Her cumartesi işe gitmek gerekiyordu. İşin olmasa bile orada olmak zorundaydın. Çocuğun olmasa bile yönettiğin ev var. Ekstra para da verilmiyordu. 5’te çıkmak mümkün değildi. Bundan sıkıldım ve bıraktım” (13 Şubat 2014, üniversite, çalışmıyor).

Kadınların mesai saatlerine uyulmamasından şikâyet etmelerinden hareketle bu durumun işgücüne katılım kararlarını olumsuz etkilemesi beklenebilir. Buna karşın ekonometrik analiz sonuçlarına göre iş yaşam uyumunu kolaylaştırıcı etkenlerin (esneklik hariç) işgücüne katılım kararında etkisi olmadığı görülmektedir (Tablo ). Maddi koşullar ve çalışma ortamına benzer şekilde derinlemesine görüşmelerde ve odak grup çalışmalarındaki bulgulara göre iş yaşam uyumu daha çok çalışan kadınlar için sorun teşkil etmektedir.

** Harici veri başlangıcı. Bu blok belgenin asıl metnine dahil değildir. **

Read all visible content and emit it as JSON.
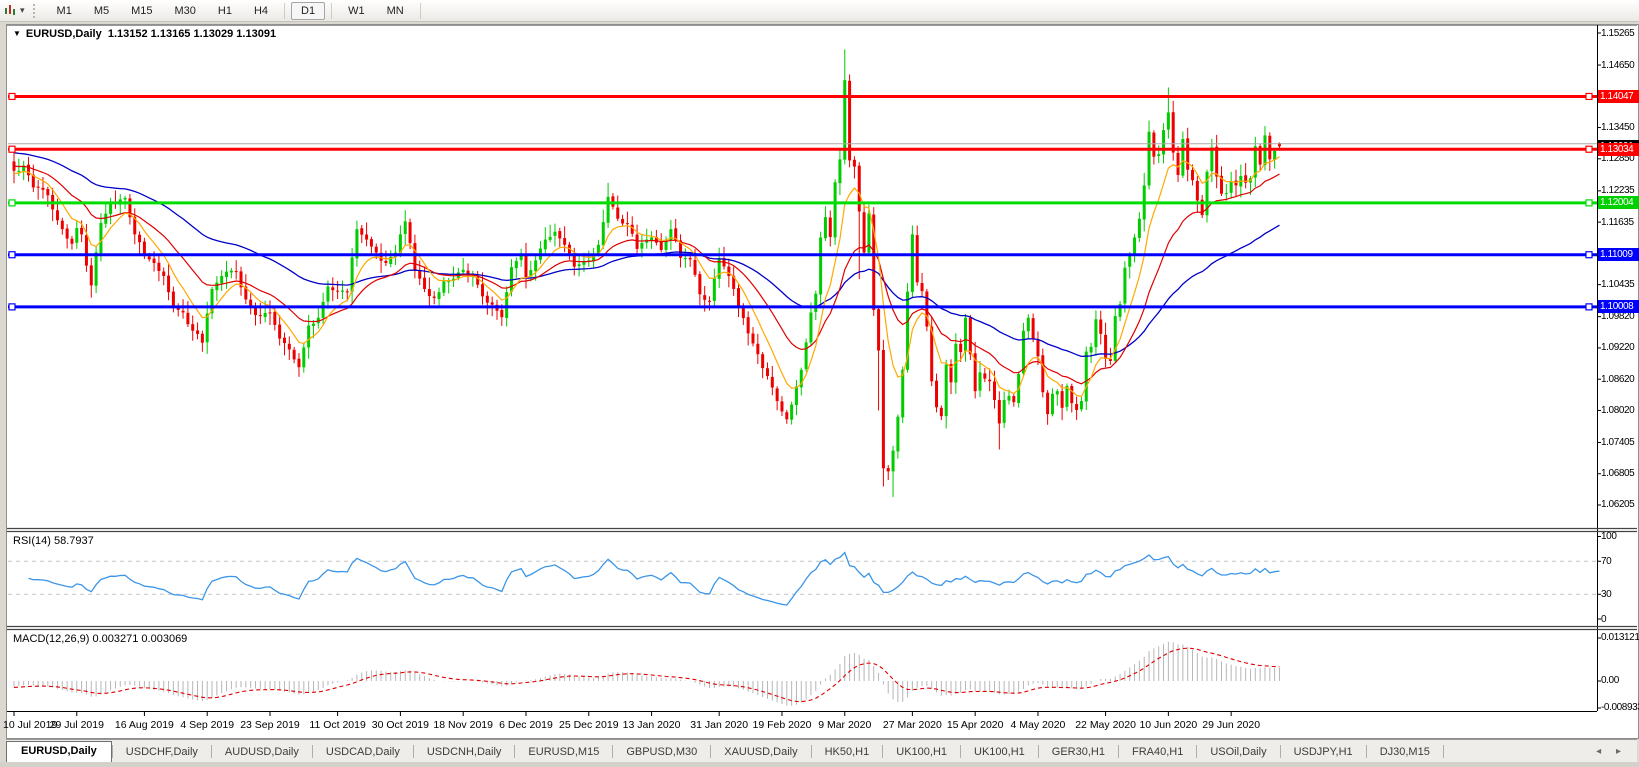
{
  "toolbar": {
    "timeframes": [
      "M1",
      "M5",
      "M15",
      "M30",
      "H1",
      "H4",
      "D1",
      "W1",
      "MN"
    ],
    "active_timeframe": "D1",
    "chart_icon": "chart-type-icon",
    "caret_icon": "dropdown-caret-icon"
  },
  "chart": {
    "symbol": "EURUSD,Daily",
    "ohlc_text": "1.13152 1.13165 1.13029 1.13091",
    "collapse_triangle": "▼"
  },
  "rsi": {
    "label": "RSI(14)",
    "value": "58.7937",
    "axis": [
      "100",
      "70",
      "30",
      "0"
    ]
  },
  "macd": {
    "label": "MACD(12,26,9)",
    "values": "0.003271 0.003069",
    "axis_top": "0.013121",
    "axis_mid": "0.00",
    "axis_bottom": "-0.008933"
  },
  "price_axis": {
    "ticks": [
      {
        "t": "1.15265",
        "p": 1.15265
      },
      {
        "t": "1.14650",
        "p": 1.1465
      },
      {
        "t": "1.13450",
        "p": 1.1345
      },
      {
        "t": "1.12850",
        "p": 1.1285
      },
      {
        "t": "1.12235",
        "p": 1.12235
      },
      {
        "t": "1.11635",
        "p": 1.11635
      },
      {
        "t": "1.10435",
        "p": 1.10435
      },
      {
        "t": "1.09820",
        "p": 1.0982
      },
      {
        "t": "1.09220",
        "p": 1.0922
      },
      {
        "t": "1.08620",
        "p": 1.0862
      },
      {
        "t": "1.08020",
        "p": 1.0802
      },
      {
        "t": "1.07405",
        "p": 1.07405
      },
      {
        "t": "1.06805",
        "p": 1.06805
      },
      {
        "t": "1.06205",
        "p": 1.06205
      }
    ],
    "badges": [
      {
        "t": "1.13091",
        "p": 1.13091,
        "bg": "#000000",
        "z": 3
      },
      {
        "t": "1.14047",
        "p": 1.14047,
        "bg": "#ff0000",
        "z": 4
      },
      {
        "t": "1.13034",
        "p": 1.13034,
        "bg": "#ff0000",
        "z": 4
      },
      {
        "t": "1.12004",
        "p": 1.12004,
        "bg": "#00d000",
        "z": 4
      },
      {
        "t": "1.11009",
        "p": 1.11009,
        "bg": "#0000ff",
        "z": 4
      },
      {
        "t": "1.10008",
        "p": 1.10008,
        "bg": "#0000ff",
        "z": 4
      }
    ]
  },
  "tabs": {
    "items": [
      "EURUSD,Daily",
      "USDCHF,Daily",
      "AUDUSD,Daily",
      "USDCAD,Daily",
      "USDCNH,Daily",
      "EURUSD,M15",
      "GBPUSD,M30",
      "XAUUSD,Daily",
      "HK50,H1",
      "UK100,H1",
      "UK100,H1",
      "GER30,H1",
      "FRA40,H1",
      "USOil,Daily",
      "USDJPY,H1",
      "DJ30,M15"
    ],
    "active_index": 0,
    "arrows": "◂ ▸"
  },
  "colors": {
    "up": "#00cc00",
    "down": "#ee0000",
    "ma_fast": "#ffa800",
    "ma_mid": "#e00000",
    "ma_slow": "#0000c8",
    "rsi_line": "#3c96e8",
    "rsi_level": "#c4c4c4",
    "macd_hist": "#b6b6b6",
    "macd_signal": "#e00000",
    "hline_red": "#ff0000",
    "hline_green": "#00dd00",
    "hline_blue": "#0000ff",
    "ask_line": "#ababab"
  },
  "chart_data": {
    "type": "candlestick",
    "symbol": "EURUSD",
    "timeframe": "Daily",
    "current_bar": {
      "open": 1.13152,
      "high": 1.13165,
      "low": 1.13029,
      "close": 1.13091
    },
    "bar_count": 263,
    "y_axis": {
      "min": 1.06205,
      "max": 1.15265
    },
    "x_labels": [
      {
        "i": 0,
        "t": "10 Jul 2019"
      },
      {
        "i": 13,
        "t": "29 Jul 2019"
      },
      {
        "i": 27,
        "t": "16 Aug 2019"
      },
      {
        "i": 40,
        "t": "4 Sep 2019"
      },
      {
        "i": 53,
        "t": "23 Sep 2019"
      },
      {
        "i": 67,
        "t": "11 Oct 2019"
      },
      {
        "i": 80,
        "t": "30 Oct 2019"
      },
      {
        "i": 93,
        "t": "18 Nov 2019"
      },
      {
        "i": 106,
        "t": "6 Dec 2019"
      },
      {
        "i": 119,
        "t": "25 Dec 2019"
      },
      {
        "i": 132,
        "t": "13 Jan 2020"
      },
      {
        "i": 146,
        "t": "31 Jan 2020"
      },
      {
        "i": 159,
        "t": "19 Feb 2020"
      },
      {
        "i": 172,
        "t": "9 Mar 2020"
      },
      {
        "i": 186,
        "t": "27 Mar 2020"
      },
      {
        "i": 199,
        "t": "15 Apr 2020"
      },
      {
        "i": 212,
        "t": "4 May 2020"
      },
      {
        "i": 226,
        "t": "22 May 2020"
      },
      {
        "i": 239,
        "t": "10 Jun 2020"
      },
      {
        "i": 252,
        "t": "29 Jun 2020"
      }
    ],
    "horizontal_lines": [
      {
        "price": 1.14047,
        "color": "#ff0000"
      },
      {
        "price": 1.13034,
        "color": "#ff0000"
      },
      {
        "price": 1.12004,
        "color": "#00dd00"
      },
      {
        "price": 1.11009,
        "color": "#0000ff"
      },
      {
        "price": 1.10008,
        "color": "#0000ff"
      }
    ],
    "ask_line_price": 1.13091,
    "close_anchors": [
      [
        0,
        1.1262
      ],
      [
        2,
        1.1272
      ],
      [
        4,
        1.123
      ],
      [
        7,
        1.1215
      ],
      [
        10,
        1.115
      ],
      [
        12,
        1.1122
      ],
      [
        13,
        1.1152
      ],
      [
        14,
        1.114
      ],
      [
        15,
        1.108
      ],
      [
        16,
        1.1042
      ],
      [
        18,
        1.1162
      ],
      [
        20,
        1.12
      ],
      [
        23,
        1.121
      ],
      [
        25,
        1.114
      ],
      [
        27,
        1.1098
      ],
      [
        29,
        1.1085
      ],
      [
        31,
        1.106
      ],
      [
        33,
        1.1
      ],
      [
        35,
        1.099
      ],
      [
        37,
        1.0955
      ],
      [
        39,
        1.0932
      ],
      [
        41,
        1.1035
      ],
      [
        43,
        1.106
      ],
      [
        46,
        1.1068
      ],
      [
        48,
        1.1015
      ],
      [
        50,
        1.0985
      ],
      [
        53,
        1.099
      ],
      [
        55,
        1.094
      ],
      [
        58,
        1.09
      ],
      [
        59,
        1.0885
      ],
      [
        61,
        1.0965
      ],
      [
        63,
        1.098
      ],
      [
        65,
        1.104
      ],
      [
        67,
        1.103
      ],
      [
        69,
        1.103
      ],
      [
        71,
        1.115
      ],
      [
        73,
        1.113
      ],
      [
        75,
        1.1105
      ],
      [
        77,
        1.1085
      ],
      [
        79,
        1.1105
      ],
      [
        81,
        1.1165
      ],
      [
        83,
        1.107
      ],
      [
        85,
        1.1035
      ],
      [
        87,
        1.1018
      ],
      [
        89,
        1.105
      ],
      [
        91,
        1.1055
      ],
      [
        93,
        1.1072
      ],
      [
        95,
        1.106
      ],
      [
        97,
        1.1021
      ],
      [
        99,
        1.1005
      ],
      [
        101,
        1.0981
      ],
      [
        103,
        1.1077
      ],
      [
        105,
        1.11
      ],
      [
        106,
        1.1058
      ],
      [
        108,
        1.109
      ],
      [
        110,
        1.113
      ],
      [
        112,
        1.1145
      ],
      [
        114,
        1.112
      ],
      [
        116,
        1.1078
      ],
      [
        118,
        1.1088
      ],
      [
        119,
        1.109
      ],
      [
        121,
        1.112
      ],
      [
        123,
        1.1212
      ],
      [
        125,
        1.117
      ],
      [
        127,
        1.116
      ],
      [
        129,
        1.1112
      ],
      [
        131,
        1.113
      ],
      [
        132,
        1.1134
      ],
      [
        134,
        1.111
      ],
      [
        136,
        1.115
      ],
      [
        138,
        1.1095
      ],
      [
        140,
        1.1092
      ],
      [
        142,
        1.1025
      ],
      [
        144,
        1.1011
      ],
      [
        146,
        1.1094
      ],
      [
        148,
        1.106
      ],
      [
        150,
        1.0999
      ],
      [
        152,
        1.095
      ],
      [
        154,
        1.091
      ],
      [
        156,
        1.0868
      ],
      [
        158,
        1.082
      ],
      [
        159,
        1.08
      ],
      [
        160,
        1.0785
      ],
      [
        162,
        1.0848
      ],
      [
        163,
        1.088
      ],
      [
        165,
        1.099
      ],
      [
        166,
        1.1026
      ],
      [
        167,
        1.1134
      ],
      [
        168,
        1.1173
      ],
      [
        169,
        1.1135
      ],
      [
        170,
        1.124
      ],
      [
        171,
        1.1284
      ],
      [
        172,
        1.1436
      ],
      [
        173,
        1.1282
      ],
      [
        174,
        1.127
      ],
      [
        175,
        1.1184
      ],
      [
        176,
        1.1105
      ],
      [
        177,
        1.118
      ],
      [
        178,
        1.0995
      ],
      [
        179,
        1.0917
      ],
      [
        180,
        1.0691
      ],
      [
        181,
        1.0685
      ],
      [
        182,
        1.0725
      ],
      [
        183,
        1.079
      ],
      [
        184,
        1.088
      ],
      [
        185,
        1.103
      ],
      [
        186,
        1.114
      ],
      [
        187,
        1.1048
      ],
      [
        188,
        1.1031
      ],
      [
        189,
        1.0963
      ],
      [
        190,
        1.0858
      ],
      [
        191,
        1.0808
      ],
      [
        192,
        1.0791
      ],
      [
        193,
        1.089
      ],
      [
        194,
        1.0856
      ],
      [
        195,
        1.093
      ],
      [
        196,
        1.0914
      ],
      [
        197,
        1.098
      ],
      [
        198,
        1.091
      ],
      [
        199,
        1.0839
      ],
      [
        200,
        1.0875
      ],
      [
        201,
        1.0863
      ],
      [
        202,
        1.0858
      ],
      [
        203,
        1.0822
      ],
      [
        204,
        1.0777
      ],
      [
        205,
        1.0822
      ],
      [
        206,
        1.083
      ],
      [
        207,
        1.0818
      ],
      [
        208,
        1.0872
      ],
      [
        209,
        1.0955
      ],
      [
        210,
        1.098
      ],
      [
        212,
        1.0906
      ],
      [
        213,
        1.0837
      ],
      [
        214,
        1.0795
      ],
      [
        215,
        1.0834
      ],
      [
        216,
        1.0839
      ],
      [
        217,
        1.0807
      ],
      [
        218,
        1.0849
      ],
      [
        219,
        1.0816
      ],
      [
        220,
        1.0803
      ],
      [
        221,
        1.082
      ],
      [
        222,
        1.0915
      ],
      [
        223,
        1.0924
      ],
      [
        224,
        1.0977
      ],
      [
        225,
        1.0949
      ],
      [
        226,
        1.0901
      ],
      [
        227,
        1.0897
      ],
      [
        228,
        1.0983
      ],
      [
        229,
        1.1006
      ],
      [
        230,
        1.1076
      ],
      [
        231,
        1.1101
      ],
      [
        232,
        1.1134
      ],
      [
        233,
        1.117
      ],
      [
        234,
        1.1234
      ],
      [
        235,
        1.1337
      ],
      [
        236,
        1.1289
      ],
      [
        237,
        1.1294
      ],
      [
        238,
        1.134
      ],
      [
        239,
        1.1374
      ],
      [
        240,
        1.1297
      ],
      [
        241,
        1.1254
      ],
      [
        242,
        1.1323
      ],
      [
        243,
        1.1264
      ],
      [
        244,
        1.1244
      ],
      [
        245,
        1.1205
      ],
      [
        246,
        1.1177
      ],
      [
        247,
        1.126
      ],
      [
        248,
        1.1307
      ],
      [
        249,
        1.1251
      ],
      [
        250,
        1.1218
      ],
      [
        251,
        1.1219
      ],
      [
        252,
        1.1242
      ],
      [
        253,
        1.1234
      ],
      [
        254,
        1.1252
      ],
      [
        255,
        1.1239
      ],
      [
        256,
        1.1248
      ],
      [
        257,
        1.1309
      ],
      [
        258,
        1.1274
      ],
      [
        259,
        1.133
      ],
      [
        260,
        1.1284
      ],
      [
        261,
        1.13
      ],
      [
        262,
        1.13091
      ]
    ],
    "extremes": {
      "16": {
        "l": 1.1027
      },
      "39": {
        "l": 1.0926
      },
      "59": {
        "l": 1.0879
      },
      "123": {
        "h": 1.1239
      },
      "160": {
        "l": 1.0778
      },
      "172": {
        "h": 1.1495
      },
      "175": {
        "l": 1.1054
      },
      "179": {
        "l": 1.0802
      },
      "180": {
        "l": 1.0656
      },
      "182": {
        "l": 1.0636
      },
      "204": {
        "l": 1.0727
      },
      "239": {
        "h": 1.1422
      },
      "262": {
        "o": 1.13152,
        "h": 1.13165,
        "l": 1.13029,
        "c": 1.13091
      }
    },
    "indicators": {
      "moving_averages": [
        {
          "period": 8,
          "color": "#ffa800"
        },
        {
          "period": 21,
          "color": "#e00000"
        },
        {
          "period": 55,
          "color": "#0000c8"
        }
      ],
      "rsi": {
        "period": 14,
        "last": 58.7937,
        "levels": [
          30,
          70
        ],
        "range": [
          0,
          100
        ]
      },
      "macd": {
        "fast": 12,
        "slow": 26,
        "signal": 9,
        "last_main": 0.003271,
        "last_signal": 0.003069,
        "axis_max": 0.013121,
        "axis_min": -0.008933
      }
    }
  }
}
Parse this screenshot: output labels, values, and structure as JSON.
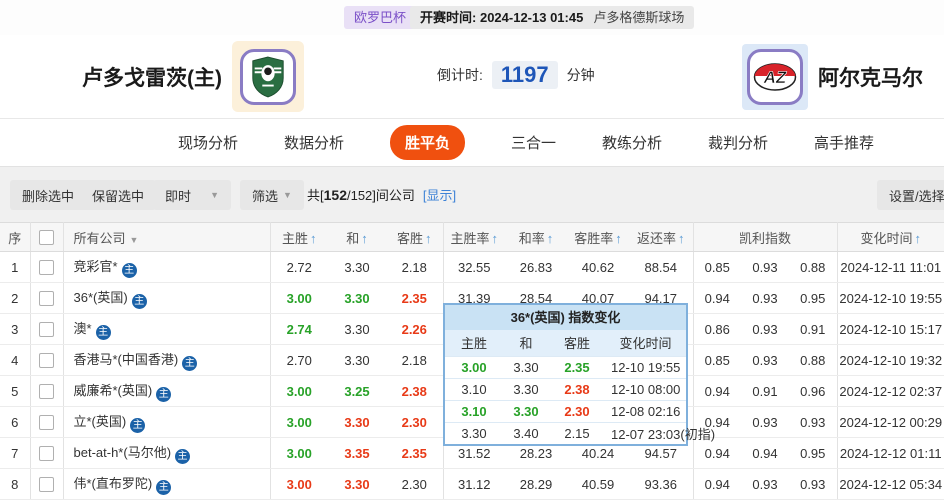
{
  "colors": {
    "accent": "#f0500f",
    "up": "#28a228",
    "down": "#e83a17",
    "link": "#3d82d6",
    "countdown": "#1e56b8",
    "home_badge_bg": "#1b62a8",
    "popup_border": "#7fb0dc"
  },
  "icons": {
    "sort_asc": "↑",
    "dropdown_caret": "▼",
    "home_marker": "主"
  },
  "header": {
    "league_badge": "欧罗巴杯",
    "kickoff_label": "开赛时间:",
    "kickoff_time": "2024-12-13 01:45",
    "venue": "卢多格德斯球场"
  },
  "teams": {
    "home_name": "卢多戈雷茨(主)",
    "away_name": "阿尔克马尔",
    "countdown_label": "倒计时:",
    "countdown_value": "1197",
    "countdown_unit": "分钟"
  },
  "tabs": [
    {
      "key": "live-analysis",
      "label": "现场分析",
      "active": false
    },
    {
      "key": "data-analysis",
      "label": "数据分析",
      "active": false
    },
    {
      "key": "win-draw-loss",
      "label": "胜平负",
      "active": true
    },
    {
      "key": "three-in-one",
      "label": "三合一",
      "active": false
    },
    {
      "key": "coach-analysis",
      "label": "教练分析",
      "active": false
    },
    {
      "key": "referee-analysis",
      "label": "裁判分析",
      "active": false
    },
    {
      "key": "expert-picks",
      "label": "高手推荐",
      "active": false
    }
  ],
  "toolbar": {
    "delete_selected": "删除选中",
    "keep_selected": "保留选中",
    "time_filter": "即时",
    "filter": "筛选",
    "count_prefix": "共[",
    "count_bold": "152",
    "count_suffix": "/152]间公司",
    "show_link": "[显示]",
    "settings": "设置/选择"
  },
  "table": {
    "headers": {
      "seq": "序",
      "company": "所有公司",
      "home": "主胜",
      "draw": "和",
      "away": "客胜",
      "home_rate": "主胜率",
      "draw_rate": "和率",
      "away_rate": "客胜率",
      "return_rate": "返还率",
      "kelly": "凯利指数",
      "change_time": "变化时间"
    },
    "rows": [
      {
        "seq": "1",
        "company": "竞彩官*",
        "odds": [
          "2.72",
          "3.30",
          "2.18"
        ],
        "trends": [
          "flat",
          "flat",
          "flat"
        ],
        "rates": [
          "32.55",
          "26.83",
          "40.62",
          "88.54"
        ],
        "kelly": [
          "0.85",
          "0.93",
          "0.88"
        ],
        "time": "2024-12-11 11:01"
      },
      {
        "seq": "2",
        "company": "36*(英国)",
        "odds": [
          "3.00",
          "3.30",
          "2.35"
        ],
        "trends": [
          "up",
          "up",
          "down"
        ],
        "rates": [
          "31.39",
          "28.54",
          "40.07",
          "94.17"
        ],
        "kelly": [
          "0.94",
          "0.93",
          "0.95"
        ],
        "time": "2024-12-10 19:55"
      },
      {
        "seq": "3",
        "company": "澳*",
        "odds": [
          "2.74",
          "3.30",
          "2.26"
        ],
        "trends": [
          "up",
          "flat",
          "down"
        ],
        "rates": [
          "",
          "",
          "",
          ""
        ],
        "kelly": [
          "0.86",
          "0.93",
          "0.91"
        ],
        "time": "2024-12-10 15:17"
      },
      {
        "seq": "4",
        "company": "香港马*(中国香港)",
        "odds": [
          "2.70",
          "3.30",
          "2.18"
        ],
        "trends": [
          "flat",
          "flat",
          "flat"
        ],
        "rates": [
          "",
          "",
          "",
          ""
        ],
        "kelly": [
          "0.85",
          "0.93",
          "0.88"
        ],
        "time": "2024-12-10 19:32"
      },
      {
        "seq": "5",
        "company": "威廉希*(英国)",
        "odds": [
          "3.00",
          "3.25",
          "2.38"
        ],
        "trends": [
          "up",
          "up",
          "down"
        ],
        "rates": [
          "",
          "",
          "",
          ""
        ],
        "kelly": [
          "0.94",
          "0.91",
          "0.96"
        ],
        "time": "2024-12-12 02:37"
      },
      {
        "seq": "6",
        "company": "立*(英国)",
        "odds": [
          "3.00",
          "3.30",
          "2.30"
        ],
        "trends": [
          "up",
          "down",
          "down"
        ],
        "rates": [
          "",
          "",
          "",
          ""
        ],
        "kelly": [
          "0.94",
          "0.93",
          "0.93"
        ],
        "time": "2024-12-12 00:29"
      },
      {
        "seq": "7",
        "company": "bet-at-h*(马尔他)",
        "odds": [
          "3.00",
          "3.35",
          "2.35"
        ],
        "trends": [
          "up",
          "down",
          "down"
        ],
        "rates": [
          "31.52",
          "28.23",
          "40.24",
          "94.57"
        ],
        "kelly": [
          "0.94",
          "0.94",
          "0.95"
        ],
        "time": "2024-12-12 01:11"
      },
      {
        "seq": "8",
        "company": "伟*(直布罗陀)",
        "odds": [
          "3.00",
          "3.30",
          "2.30"
        ],
        "trends": [
          "down",
          "down",
          "flat"
        ],
        "rates": [
          "31.12",
          "28.29",
          "40.59",
          "93.36"
        ],
        "kelly": [
          "0.94",
          "0.93",
          "0.93"
        ],
        "time": "2024-12-12 05:34"
      }
    ]
  },
  "popup": {
    "title": "36*(英国) 指数变化",
    "headers": [
      "主胜",
      "和",
      "客胜",
      "变化时间"
    ],
    "rows": [
      {
        "odds": [
          "3.00",
          "3.30",
          "2.35"
        ],
        "trends": [
          "up",
          "flat",
          "up"
        ],
        "time": "12-10 19:55"
      },
      {
        "odds": [
          "3.10",
          "3.30",
          "2.38"
        ],
        "trends": [
          "flat",
          "flat",
          "down"
        ],
        "time": "12-10 08:00"
      },
      {
        "odds": [
          "3.10",
          "3.30",
          "2.30"
        ],
        "trends": [
          "up",
          "up",
          "down"
        ],
        "time": "12-08 02:16"
      },
      {
        "odds": [
          "3.30",
          "3.40",
          "2.15"
        ],
        "trends": [
          "flat",
          "flat",
          "flat"
        ],
        "time": "12-07 23:03(初指)"
      }
    ]
  }
}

Diğer taraftan esnekliği ideal iş koşulları arasında sayan kadınların işgücüne katılım ihtimallerinin daha düşük olduğu görülmektedir (Tablo ve Tablo ). Saat ve mekân açısından esnek çalışma olanakları işgücüne katılım kararlarını doğrudan etkilemektedir. Esnekliğe daha çok önem veren kadınların işgücüne katılım ihtimalleri daha düşüktür. Bu bulgu tüm örneklemde istatistiki olarak anlamlı bir şekilde ortaya çıkmaktadır. Alt örneklemlerde bekar kadınların ve üniversite mezunu evli kadınların esnek çalışma tercihlerinin işgücüne katılım ihtimallerini olumsuz etkilediği dikkat çekmektedir. Bu bulgu derinlemesine görüşmeler ve odak grup çalışmalarında da ortaya çıkmaktadır. Esnek çalışma biçimlerinin eksikliği tüm kadınlar tarafından ama özellikle de işgücü piyasasında olmayan kadınlar tarafından sıklıkla telaffuz edilmiştir. Görüşme kılavuzlarında özellikle "esneklik" kelimesinin kullanılmasından imtina edilmesine rağmen esneklik çalışmayan kadınların öncelikli olarak dile getirdikleri bir eksiklik olarak ön plana çıkmaktadır. Mesai saatlerini ihtiyacına göre düzenleyebilme, esnek saatler çalışabilme, farklı mekânlardan çalışabilme gibi 9-6 işyerine mesaisine kıyasla daha esnek çalışma biçimlerinin eksikliği işgücü piyasasının dışında kalmış kadınlar için önemli bir engel teşkil etmektedir. Özellikle inaktif kadınların genellikle çalışma saatlerinin çocuk sorumluluklarıyla çakışmasından şikâyet ettikleri görülmektedir. Okul çağında olan çocuklarını okula gönderdikten sonra ve çocuklar okuldan gelmeden önce çalışabileceğini belirten inaktif kadınlar, bu saatlere riayet edecek işler olmadığını söylemektedir.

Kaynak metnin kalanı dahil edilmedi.